On Sunday, I warned everyone that likes trading Nasdaq, there would be a retracement on the Nasdaq but there would likely be a new low put in because of the reversal bar on the monthly plus I explained the retracement on the USDJPY (actually all the Yen pairs).
On the USDJPY there were 4 trades – 1 touch bracket (about $20 per contract in profit) and three binary options (average of $45 in profit per contract). All four trades made profits as price did go up but struggled with the ATR on the 60 minute chart.
On the Nasdaq, I also anticipated a retracement but also knew the overall bias was to the downside. I took an early morning touch bracket up. Then exited as price approached the 60 minute ATR. The first blue line (closest to price) represents the ATR on the 60 minute and the second blue line represents the congestion dot. As you can see from the chart, the ATR and congestion dot were rejected with bearish divergence. This provided another second entry, short, using touch brackets.
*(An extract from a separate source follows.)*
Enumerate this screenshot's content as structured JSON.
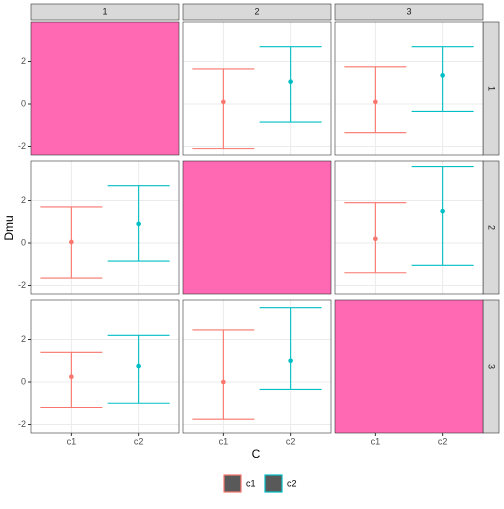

The exit was off the bullish divergence. Then price goes up to the moving averages and another bearish entry (3rd entry) was generated for another touch bracket. Exit was the Stochastics being oversold.
The long touch bracket on the Nasdaq was a counter-trend trade but still produced over $100 in profit per contract. The two shorts were trend trades and each produced over $200 in profit per contract.